Nonostante il rapporto distaccato che Yan Pei-Ming ricorda di aver avuto col padre, uomo taciturno e riservato, dai suoi lavori emerge un sentimento profondo, ancestrale, che fa assurgere il ritrattato a figura paradigmatica dell’Uomo.

AG - Qual è il tuo approccio ai grandi maestri del passato?

YPM - Mi sono nutrito di grandi maestri italiani fin da quando ero molto giovane: Caravaggio, Leonardo, Michelangelo, Raffaello, Tiziano… Per loro uso la pittura monocromatica. Non li affronto sul piano del colore, ma su quello dell'ombra e della luce, del formato, del gesto pittorico. Se mi occupo di soggetti eterni, li affronto in modo contemporaneo, come quando rappresento una crocifissione tratta dal film Il Vangelo secondo Matteo di Pasolini.

AG - Con che criterio scegli le opere che evochi? Empatico? Estetico? Formale?

YPM - Mi piacciono i soggetti tragici perché li trovo eterni. L'empatia è un modo per esprimermi nella pittura. I soggetti che scelgo suscitano in me un'emozione immensa, come El 3 de Majo di Goya. Mi chiedo come può un uomo fucilare un altro uomo?

Yan Pei-MingYan Pei-Ming.
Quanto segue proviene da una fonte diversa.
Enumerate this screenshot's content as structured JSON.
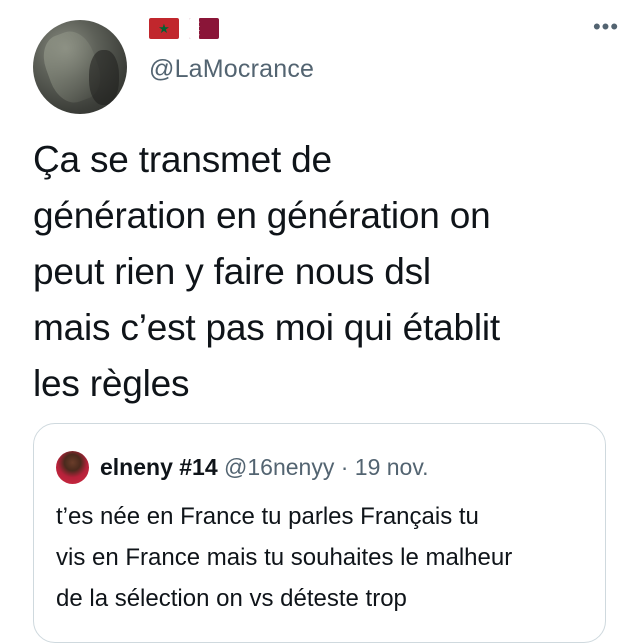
{
  "author": {
    "handle": "@LaMocrance",
    "flag_icons": [
      "morocco-flag-icon",
      "qatar-flag-icon"
    ]
  },
  "menu": {
    "more_label": "•••"
  },
  "tweet": {
    "text": "Ça se transmet de\ngénération en génération on\npeut rien y faire nous dsl\nmais c’est pas moi qui établit\nles règles"
  },
  "quoted_tweet": {
    "name": "elneny #14",
    "handle": "@16nenyy",
    "separator": "·",
    "date": "19 nov.",
    "text": "t’es née en France tu parles Français tu\nvis en France mais tu souhaites le malheur\nde la sélection on vs déteste trop"
  },
  "colors": {
    "text": "#0f1419",
    "secondary_text": "#536471",
    "border": "#cfd9de",
    "morocco_red": "#c1272d",
    "qatar_maroon": "#8a1538"
  }
}
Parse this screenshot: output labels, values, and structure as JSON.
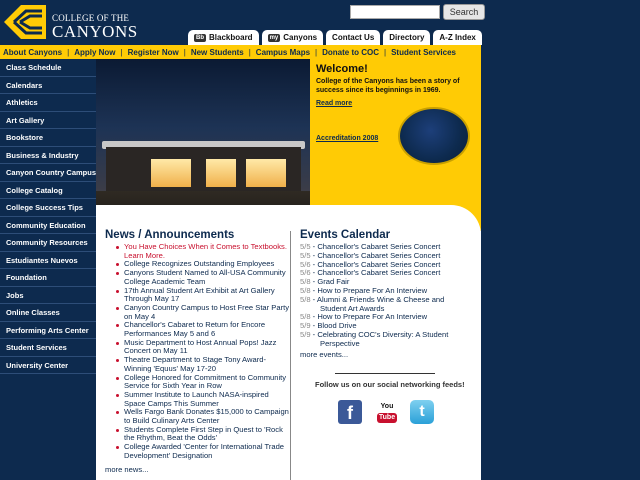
{
  "header": {
    "logo_line1": "COLLEGE OF THE",
    "logo_line2": "CANYONS",
    "search_placeholder": "",
    "search_button": "Search",
    "tabs": [
      {
        "label": "Blackboard",
        "badge": "Bb"
      },
      {
        "label": "Canyons",
        "badge": "my"
      },
      {
        "label": "Contact Us"
      },
      {
        "label": "Directory"
      },
      {
        "label": "A-Z Index"
      }
    ]
  },
  "topnav": [
    "About Canyons",
    "Apply Now",
    "Register Now",
    "New Students",
    "Campus Maps",
    "Donate to COC",
    "Student Services"
  ],
  "sidebar": [
    "Class Schedule",
    "Calendars",
    "Athletics",
    "Art Gallery",
    "Bookstore",
    "Business & Industry",
    "Canyon Country Campus",
    "College Catalog",
    "College Success Tips",
    "Community Education",
    "Community Resources",
    "Estudiantes Nuevos",
    "Foundation",
    "Jobs",
    "Online Classes",
    "Performing Arts Center",
    "Student Services",
    "University Center"
  ],
  "welcome": {
    "title": "Welcome!",
    "text": "College of the Canyons has been a story of success since its beginnings in 1969.",
    "read_more": "Read more",
    "accreditation": "Accreditation 2008"
  },
  "news": {
    "title": "News / Announcements",
    "items": [
      "You Have Choices When it Comes to Textbooks. Learn More.",
      "College Recognizes Outstanding Employees",
      "Canyons Student Named to All-USA Community College Academic Team",
      "17th Annual Student Art Exhibit at Art Gallery Through May 17",
      "Canyon Country Campus to Host Free Star Party on May 4",
      "Chancellor's Cabaret to Return for Encore Performances May 5 and 6",
      "Music Department to Host Annual Pops! Jazz Concert on May 11",
      "Theatre Department to Stage Tony Award-Winning 'Equus' May 17-20",
      "College Honored for Commitment to Community Service for Sixth Year in Row",
      "Summer Institute to Launch NASA-inspired Space Camps This Summer",
      "Wells Fargo Bank Donates $15,000 to Campaign to Build Culinary Arts Center",
      "Students Complete First Step in Quest to 'Rock the Rhythm, Beat the Odds'",
      "College Awarded 'Center for International Trade Development' Designation"
    ],
    "more": "more news..."
  },
  "events": {
    "title": "Events Calendar",
    "items": [
      {
        "date": "5/5",
        "text": "Chancellor's Cabaret Series Concert"
      },
      {
        "date": "5/5",
        "text": "Chancellor's Cabaret Series Concert"
      },
      {
        "date": "5/6",
        "text": "Chancellor's Cabaret Series Concert"
      },
      {
        "date": "5/6",
        "text": "Chancellor's Cabaret Series Concert"
      },
      {
        "date": "5/8",
        "text": "Grad Fair"
      },
      {
        "date": "5/8",
        "text": "How to Prepare For An Interview"
      },
      {
        "date": "5/8",
        "text": "Alumni & Friends Wine & Cheese and Student Art Awards"
      },
      {
        "date": "5/8",
        "text": "How to Prepare For An Interview"
      },
      {
        "date": "5/9",
        "text": "Blood Drive"
      },
      {
        "date": "5/9",
        "text": "Celebrating COC's Diversity: A Student Perspective"
      }
    ],
    "more": "more events..."
  },
  "social": {
    "label": "Follow us on our social networking feeds!",
    "facebook": "f",
    "youtube_top": "You",
    "youtube_bottom": "Tube",
    "twitter": "t"
  },
  "colors": {
    "navy": "#0d2a4e",
    "gold": "#ffcb05",
    "news_red": "#c8102e"
  }
}
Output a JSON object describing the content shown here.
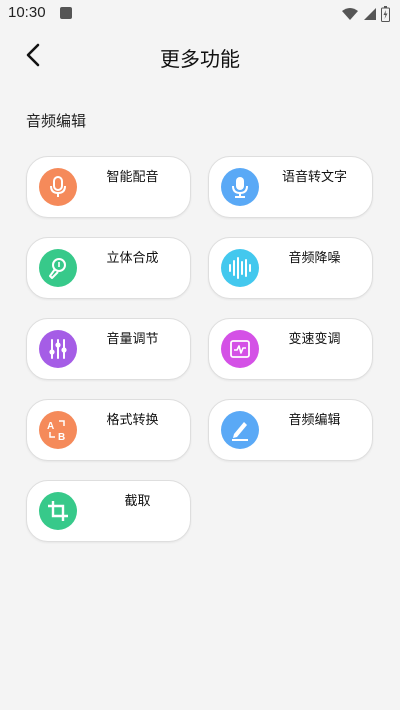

Pittore di storie, 2023, Palazzo Strozzi, Photo Ela Bialkowska OKNOstudio


«Sono interessato ai grandi pittori, non faccio che nutrirmi del loro lavoro»

Yan Pei-Ming si appropria delle rappresentazioni degli artisti del passato ma le rielabora rendendole vive e pulsanti, come avviene per la raffigurazione – nell’originale cristallizzata e finalizzata a scopi propagandistici – di Marat assassiné, messa in scena da David nel 1793. L’artista sceglie poi di virare al bianco e nero l’Exécution, après Goya (originale del 1814), in cui elimina i cadaveri che giacciono sul terreno trasformandoli in lampi che illuminano la scena notturna e concentrandosi sull’esecuzione: tutte le figure che rappresenta sono ancora in vita, volendo mostrare solo «gli uomini che resistono».
Come Bacon, Yan Pei-Ming è stato profondamente colpito dal Ritratto di Innocenzo X di Velázquez del 1650: «Sono rimasto affascinato… Il colore è fantastico. Mi ha ispirato molto». L’immagine del pontefice viene trasformata in simbolo del potere, nella sua personificazione, al pari di Napoleon, ispirato al bozzetto per il grande quadro di David al Louvre (1805-1807), in cui il còrso si auto-incorona alla presenza di uno sconfitto Pio VII – che Yan Pei-Ming elimina – per dimostrare il proprio rifiuto dell’autorità papale. Come Innocenzo X incarna insieme l’autorità religiosa e politica, analogamente queste prerogative vengono riunite in Napoleone, il cui gesto sancisce un passaggio che ha segnato la storia.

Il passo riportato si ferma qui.